As I sit here, pondering whether I'm going to make it to Whistler this year (the Man Who Looks At Spines chortled and said "Yeah, go skiing, more business for me when you get back...") I realised that there was another skiing story concerning myself and an American blessed with marginally less talent than me.

It starts on the ski lift. We are four abreast clunking up on the chair. There is me, a friend, a large female american and a large male american. The lift, as you might imagine, is a tad unbalanced.

We reach the summit and disembark. This is usually my opporunity to take someone out with a flailing pole or crossed ski, but this time I've made a perfect exit and turn to see my friend who has not been so lucky. He's face down in the snow making gurgling noises. The large female american skis unsteadily past me and says to her companion: "Gee, Bob, I think I stuck my ski pole up that guy's ass..."

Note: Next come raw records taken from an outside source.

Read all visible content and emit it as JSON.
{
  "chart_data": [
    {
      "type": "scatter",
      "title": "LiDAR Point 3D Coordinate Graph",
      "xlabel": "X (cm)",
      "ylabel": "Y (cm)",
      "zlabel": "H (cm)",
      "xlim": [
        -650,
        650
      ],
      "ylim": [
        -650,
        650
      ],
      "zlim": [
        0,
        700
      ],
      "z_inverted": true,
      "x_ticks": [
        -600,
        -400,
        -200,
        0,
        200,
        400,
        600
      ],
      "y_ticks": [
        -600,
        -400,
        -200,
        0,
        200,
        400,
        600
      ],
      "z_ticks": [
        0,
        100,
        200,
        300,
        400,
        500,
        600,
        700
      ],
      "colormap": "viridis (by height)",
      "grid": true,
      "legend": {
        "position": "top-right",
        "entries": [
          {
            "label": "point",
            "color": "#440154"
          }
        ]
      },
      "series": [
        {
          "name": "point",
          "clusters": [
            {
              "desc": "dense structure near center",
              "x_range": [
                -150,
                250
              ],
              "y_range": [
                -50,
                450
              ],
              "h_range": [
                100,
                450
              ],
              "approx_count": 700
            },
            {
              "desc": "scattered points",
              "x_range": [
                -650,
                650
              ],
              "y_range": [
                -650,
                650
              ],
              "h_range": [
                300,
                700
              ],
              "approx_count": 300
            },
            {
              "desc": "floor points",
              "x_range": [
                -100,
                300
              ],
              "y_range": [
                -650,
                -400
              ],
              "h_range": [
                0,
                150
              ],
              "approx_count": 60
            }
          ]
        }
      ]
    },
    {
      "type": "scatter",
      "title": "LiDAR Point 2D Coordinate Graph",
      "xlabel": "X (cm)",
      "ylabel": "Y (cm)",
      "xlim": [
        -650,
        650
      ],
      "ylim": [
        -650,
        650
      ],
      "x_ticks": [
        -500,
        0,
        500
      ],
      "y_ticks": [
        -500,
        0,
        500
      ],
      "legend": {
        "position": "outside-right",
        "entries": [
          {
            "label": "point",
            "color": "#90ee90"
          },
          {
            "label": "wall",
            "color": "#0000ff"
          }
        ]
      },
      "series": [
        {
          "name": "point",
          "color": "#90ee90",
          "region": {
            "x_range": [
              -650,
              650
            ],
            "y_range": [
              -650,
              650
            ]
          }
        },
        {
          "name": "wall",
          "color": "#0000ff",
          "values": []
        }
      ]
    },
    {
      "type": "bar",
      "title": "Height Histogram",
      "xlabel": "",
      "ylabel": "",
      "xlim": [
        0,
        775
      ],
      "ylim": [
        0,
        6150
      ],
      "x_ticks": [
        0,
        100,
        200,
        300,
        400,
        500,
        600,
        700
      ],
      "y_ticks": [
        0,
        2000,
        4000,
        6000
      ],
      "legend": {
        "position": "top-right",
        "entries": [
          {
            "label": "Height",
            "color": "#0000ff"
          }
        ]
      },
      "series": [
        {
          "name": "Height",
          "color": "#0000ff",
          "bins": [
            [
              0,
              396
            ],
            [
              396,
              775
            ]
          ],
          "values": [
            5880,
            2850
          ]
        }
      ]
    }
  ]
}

And with that, she was gone. But her memory lives on.

But thats not the end of the story. Vengence was wreaked upon these people. Albeit accidentally.

I paused at the top of the slope and plotted a course that would get me down whilst avoiding obstacles such as trees, lift supports and fences. People tend to just get out of the way when they see me coming and so don't feature in the plan.

As usual, I push off from the top, as usual I attempt my first turn, as usual I'm out of control by the time the second turn comes up. And by the fourth turn I decide its time to stop - for this I adopt my usual method; falling over.

Unfortunately the slope is icy, so rather than my usual slide into a few inches of snow, I'm actually sliding down the slope and picking up speed. And there had to be a ski-school below me, didn't there? A flailing pole caught the leader as I slid past, and down they went like dominos. Including large male and female american.

The instructor skiied to where I'd come to a rest and handed me a pole and ski I'd left enroute. "Would you like lessons?" he enquired. "No," I said, "And how did you know I was English?" "Lucky guess" he replied, and went back to pick his class up out of the snow.